The PEG ratio (forward P/E divided by expected earnings growth rate) is the most precise measure of undervaluation relative to growth potential.
By this metric, Shoe Carnival, Inc. (SCVL) is the more undervalued stock at a PEG of 0. 73x versus Boot Barn Holdings, Inc. 's 0. 77x. A PEG below 1. 0 is traditionally considered the threshold for growth-adjusted undervaluation. On forward earnings alone, Shoe Carnival, Inc. (SCVL) trades at 9. 4x forward P/E versus 22. 3x for Boot Barn Holdings, Inc. — 12. 9x cheaper on a one-year earnings basis. Analyst consensus price targets imply the most upside for BOOT: 41. 7% to $231. 50.
08Which pays a better dividend — WEYS or DBI or BOOT or SCVL?
In this comparison, SCVL (3.
0% yield), DBI (2. 8% yield), WEYS (2. 4% yield) pay a dividend. BOOT does not pay a meaningful dividend and should not be held primarily for income.
09Is WEYS or DBI or BOOT or SCVL better for a retirement portfolio?
For long-horizon retirement investors, Boot Barn Holdings, Inc.

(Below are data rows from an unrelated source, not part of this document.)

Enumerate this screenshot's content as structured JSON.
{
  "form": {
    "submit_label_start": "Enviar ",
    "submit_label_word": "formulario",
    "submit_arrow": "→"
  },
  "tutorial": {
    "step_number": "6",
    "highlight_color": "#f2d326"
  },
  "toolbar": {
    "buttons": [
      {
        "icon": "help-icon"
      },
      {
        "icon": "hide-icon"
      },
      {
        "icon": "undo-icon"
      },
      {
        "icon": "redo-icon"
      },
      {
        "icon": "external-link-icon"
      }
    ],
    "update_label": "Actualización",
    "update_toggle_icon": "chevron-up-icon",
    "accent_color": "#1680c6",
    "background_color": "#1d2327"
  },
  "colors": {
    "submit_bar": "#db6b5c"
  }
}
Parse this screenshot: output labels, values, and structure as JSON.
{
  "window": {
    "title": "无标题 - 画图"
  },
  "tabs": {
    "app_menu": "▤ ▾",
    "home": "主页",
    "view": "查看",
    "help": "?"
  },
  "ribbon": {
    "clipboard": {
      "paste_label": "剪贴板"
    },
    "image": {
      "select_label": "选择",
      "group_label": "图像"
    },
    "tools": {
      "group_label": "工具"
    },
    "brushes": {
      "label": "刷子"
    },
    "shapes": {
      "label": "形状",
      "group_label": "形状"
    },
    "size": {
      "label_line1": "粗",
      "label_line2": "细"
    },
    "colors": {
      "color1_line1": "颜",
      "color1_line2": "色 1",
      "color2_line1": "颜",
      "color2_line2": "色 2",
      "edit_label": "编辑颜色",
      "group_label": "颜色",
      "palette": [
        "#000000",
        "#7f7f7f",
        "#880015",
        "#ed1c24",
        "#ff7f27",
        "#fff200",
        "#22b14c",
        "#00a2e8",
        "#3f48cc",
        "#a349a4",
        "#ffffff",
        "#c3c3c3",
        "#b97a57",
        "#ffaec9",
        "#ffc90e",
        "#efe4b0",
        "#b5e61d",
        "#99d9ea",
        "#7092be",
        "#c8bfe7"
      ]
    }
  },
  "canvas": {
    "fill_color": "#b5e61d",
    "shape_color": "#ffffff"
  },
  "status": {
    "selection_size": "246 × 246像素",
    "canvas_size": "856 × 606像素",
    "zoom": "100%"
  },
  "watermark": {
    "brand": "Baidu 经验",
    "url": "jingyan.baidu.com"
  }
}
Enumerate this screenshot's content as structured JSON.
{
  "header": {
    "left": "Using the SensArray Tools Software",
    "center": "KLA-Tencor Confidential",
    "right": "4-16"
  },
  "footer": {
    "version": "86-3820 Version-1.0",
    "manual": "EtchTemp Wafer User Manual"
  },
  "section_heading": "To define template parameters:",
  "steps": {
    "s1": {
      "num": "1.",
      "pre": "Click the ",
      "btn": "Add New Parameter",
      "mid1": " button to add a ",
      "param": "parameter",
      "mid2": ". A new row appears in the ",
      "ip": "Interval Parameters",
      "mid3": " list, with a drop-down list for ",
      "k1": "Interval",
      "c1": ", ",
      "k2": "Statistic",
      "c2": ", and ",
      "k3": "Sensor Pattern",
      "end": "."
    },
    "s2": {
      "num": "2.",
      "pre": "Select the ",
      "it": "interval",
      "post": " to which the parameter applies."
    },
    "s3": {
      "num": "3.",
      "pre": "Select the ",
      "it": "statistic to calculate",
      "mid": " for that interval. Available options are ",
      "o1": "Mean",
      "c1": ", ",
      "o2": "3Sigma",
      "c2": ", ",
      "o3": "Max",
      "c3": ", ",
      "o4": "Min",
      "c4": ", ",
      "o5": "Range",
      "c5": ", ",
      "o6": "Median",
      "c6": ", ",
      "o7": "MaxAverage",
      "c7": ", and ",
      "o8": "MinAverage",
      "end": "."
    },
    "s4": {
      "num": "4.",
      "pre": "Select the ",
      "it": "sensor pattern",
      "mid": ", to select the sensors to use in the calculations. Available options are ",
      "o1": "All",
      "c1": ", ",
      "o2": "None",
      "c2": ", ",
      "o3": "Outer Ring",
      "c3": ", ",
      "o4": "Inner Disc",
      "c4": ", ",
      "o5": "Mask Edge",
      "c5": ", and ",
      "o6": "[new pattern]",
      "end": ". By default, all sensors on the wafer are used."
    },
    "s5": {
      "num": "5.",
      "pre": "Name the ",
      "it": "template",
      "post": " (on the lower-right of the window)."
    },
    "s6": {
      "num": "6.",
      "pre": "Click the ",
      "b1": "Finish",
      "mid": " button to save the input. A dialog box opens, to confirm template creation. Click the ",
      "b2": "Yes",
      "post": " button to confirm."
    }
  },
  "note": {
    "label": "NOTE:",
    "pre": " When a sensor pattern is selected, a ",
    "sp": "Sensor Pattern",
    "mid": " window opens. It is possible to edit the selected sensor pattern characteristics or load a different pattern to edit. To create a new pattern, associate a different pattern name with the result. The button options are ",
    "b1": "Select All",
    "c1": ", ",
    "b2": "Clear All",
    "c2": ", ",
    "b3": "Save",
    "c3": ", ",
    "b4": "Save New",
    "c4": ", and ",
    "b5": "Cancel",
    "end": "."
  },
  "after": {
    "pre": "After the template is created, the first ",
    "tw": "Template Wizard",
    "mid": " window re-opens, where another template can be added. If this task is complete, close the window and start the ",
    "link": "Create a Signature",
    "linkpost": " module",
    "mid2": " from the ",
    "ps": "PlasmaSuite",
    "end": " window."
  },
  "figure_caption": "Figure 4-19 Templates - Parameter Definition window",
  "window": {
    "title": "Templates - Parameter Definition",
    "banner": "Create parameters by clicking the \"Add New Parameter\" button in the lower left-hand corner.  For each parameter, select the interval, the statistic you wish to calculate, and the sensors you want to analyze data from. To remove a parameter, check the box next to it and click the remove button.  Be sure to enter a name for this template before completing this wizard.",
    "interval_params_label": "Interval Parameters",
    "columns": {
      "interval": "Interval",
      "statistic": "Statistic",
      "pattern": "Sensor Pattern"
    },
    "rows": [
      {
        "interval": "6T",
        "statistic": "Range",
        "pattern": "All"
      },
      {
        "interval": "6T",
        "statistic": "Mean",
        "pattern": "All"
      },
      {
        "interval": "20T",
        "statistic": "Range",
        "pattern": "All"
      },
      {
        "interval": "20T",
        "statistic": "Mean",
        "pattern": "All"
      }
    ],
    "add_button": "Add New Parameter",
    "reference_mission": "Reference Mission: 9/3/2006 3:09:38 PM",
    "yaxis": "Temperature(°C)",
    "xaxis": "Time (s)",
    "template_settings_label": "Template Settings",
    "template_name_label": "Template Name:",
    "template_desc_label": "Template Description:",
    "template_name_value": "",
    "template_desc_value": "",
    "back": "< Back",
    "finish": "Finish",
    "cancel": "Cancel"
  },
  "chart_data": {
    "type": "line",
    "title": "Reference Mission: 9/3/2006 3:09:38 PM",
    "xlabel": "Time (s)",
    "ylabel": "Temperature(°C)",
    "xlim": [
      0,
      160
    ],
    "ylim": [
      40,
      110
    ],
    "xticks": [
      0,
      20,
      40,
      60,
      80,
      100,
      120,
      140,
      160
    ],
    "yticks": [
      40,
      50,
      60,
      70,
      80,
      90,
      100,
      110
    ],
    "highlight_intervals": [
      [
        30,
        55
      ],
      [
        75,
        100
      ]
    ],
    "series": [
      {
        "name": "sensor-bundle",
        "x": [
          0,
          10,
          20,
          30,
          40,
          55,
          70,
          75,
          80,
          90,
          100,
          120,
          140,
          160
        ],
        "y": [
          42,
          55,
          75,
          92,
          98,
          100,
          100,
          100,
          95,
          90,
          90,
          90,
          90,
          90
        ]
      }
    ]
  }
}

(BOOT) is the stronger choice — it scores higher on the combination of lower volatility, dividend reliability, and long-term compounding (+1960% 10Y return). Designer Brands Inc. (DBI) carries a higher beta of 2. 66 — meaning larger drawdowns in market downturns, which matters significantly when you cannot wait years for a recovery. Both have compounded well over 10 years (BOOT: +1960%, DBI: -52. 6%), confirming both are viable long-term holds — but the lower-volatility option typically results in less emotional selling during corrections. Retirement portfolios generally favour predictability over maximum returns. Consult a financial advisor before making allocation decisions.
10What are the main differences between WEYS and DBI and BOOT and SCVL?
Both stocks operate in the Consumer Cyclical sector, making this a peer-level intra-sector comparison — the same macro tailwinds and headwinds will affect both.
In terms of investment character: WEYS is a small-cap deep-value stock; DBI is a small-cap quality compounder stock; BOOT is a small-cap quality compounder stock; SCVL is a small-cap deep-value stock. WEYS, DBI, SCVL pay a dividend while BOOT does not, making them suitable for different income and tax situations. These fundamental differences mean investors should not choose between them on a single metric — the "better stock" depends entirely on which of these characteristics aligns with your investment strategy.